The Representer Theorem by Michael Unser has recently unveiled explicit connections between deep NNs (using ReLUs as nonlinearities I believe) and splines.
One core idea is that both the linear operators and ReLUs can be seen as piecewise linear functions (linear splines), so all forward and backward operations, and the resulting representations are closed in that set.
This allows to connect DNNs with L1 methods, and therefore with some of the advances in Compressed Sensing from the last decades.

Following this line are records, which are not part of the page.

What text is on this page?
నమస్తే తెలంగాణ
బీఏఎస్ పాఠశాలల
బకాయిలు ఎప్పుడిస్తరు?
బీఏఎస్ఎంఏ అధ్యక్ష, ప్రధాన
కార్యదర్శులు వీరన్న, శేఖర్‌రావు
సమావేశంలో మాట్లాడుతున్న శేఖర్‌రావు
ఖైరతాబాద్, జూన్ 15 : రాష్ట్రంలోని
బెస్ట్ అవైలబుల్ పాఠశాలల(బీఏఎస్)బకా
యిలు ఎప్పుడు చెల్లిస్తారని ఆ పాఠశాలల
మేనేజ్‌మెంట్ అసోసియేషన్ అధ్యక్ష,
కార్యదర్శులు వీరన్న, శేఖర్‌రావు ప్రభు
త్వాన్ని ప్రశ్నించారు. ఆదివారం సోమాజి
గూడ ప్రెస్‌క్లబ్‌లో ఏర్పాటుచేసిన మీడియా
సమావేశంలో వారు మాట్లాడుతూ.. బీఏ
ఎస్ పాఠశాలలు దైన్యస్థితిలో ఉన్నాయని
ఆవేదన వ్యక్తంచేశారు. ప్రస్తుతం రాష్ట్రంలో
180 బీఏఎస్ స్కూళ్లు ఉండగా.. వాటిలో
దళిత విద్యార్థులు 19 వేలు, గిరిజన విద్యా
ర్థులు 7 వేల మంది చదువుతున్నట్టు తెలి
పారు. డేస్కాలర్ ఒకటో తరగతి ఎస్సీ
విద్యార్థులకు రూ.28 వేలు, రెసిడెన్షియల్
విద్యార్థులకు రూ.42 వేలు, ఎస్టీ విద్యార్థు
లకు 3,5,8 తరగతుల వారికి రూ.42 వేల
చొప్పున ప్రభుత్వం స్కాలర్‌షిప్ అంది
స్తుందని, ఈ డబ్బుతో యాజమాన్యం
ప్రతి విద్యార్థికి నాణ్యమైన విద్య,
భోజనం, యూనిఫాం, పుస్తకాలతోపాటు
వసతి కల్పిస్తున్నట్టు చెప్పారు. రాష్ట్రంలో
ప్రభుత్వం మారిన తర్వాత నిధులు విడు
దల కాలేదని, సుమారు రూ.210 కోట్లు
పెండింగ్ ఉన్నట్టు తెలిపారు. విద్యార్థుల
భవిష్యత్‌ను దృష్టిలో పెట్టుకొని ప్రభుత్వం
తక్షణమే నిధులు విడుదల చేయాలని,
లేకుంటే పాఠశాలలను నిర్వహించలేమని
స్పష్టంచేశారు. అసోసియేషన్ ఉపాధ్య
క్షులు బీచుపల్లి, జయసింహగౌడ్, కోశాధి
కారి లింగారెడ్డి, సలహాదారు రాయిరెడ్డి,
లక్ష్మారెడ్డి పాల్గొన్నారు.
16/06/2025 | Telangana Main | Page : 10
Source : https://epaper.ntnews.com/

Not only that, it also leads to novel architectures with promising properties, like B-spline networks:
We develop an efficient computational solution to train deep neural networks (DNN) with free-form activation functions. To make the problem well-posed, we augment the cost functional of the DNN by adding an appropriate shape regularization: the sum of the second-order total variations of the trainable nonlinearities. The representer theorem for DNNs tells us that the optimal activation functions are adaptive piecewise-linear splines, which allows us to recast the problem as a parametric optimization. The challenging point is that the corresponding basis functions (ReLUs) are poorly conditioned and that the determination of their number and positioning is also part of the problem. We circumvent the difficulty by using an equivalent B-spline basis to encode the activation functions and by expressing the regularization as an l1-penalty. This results in the specification of parametric activation function modules that can be implemented and optimized efficiently on standard development platforms. We present experimental results that demonstrate the benefit of our approach.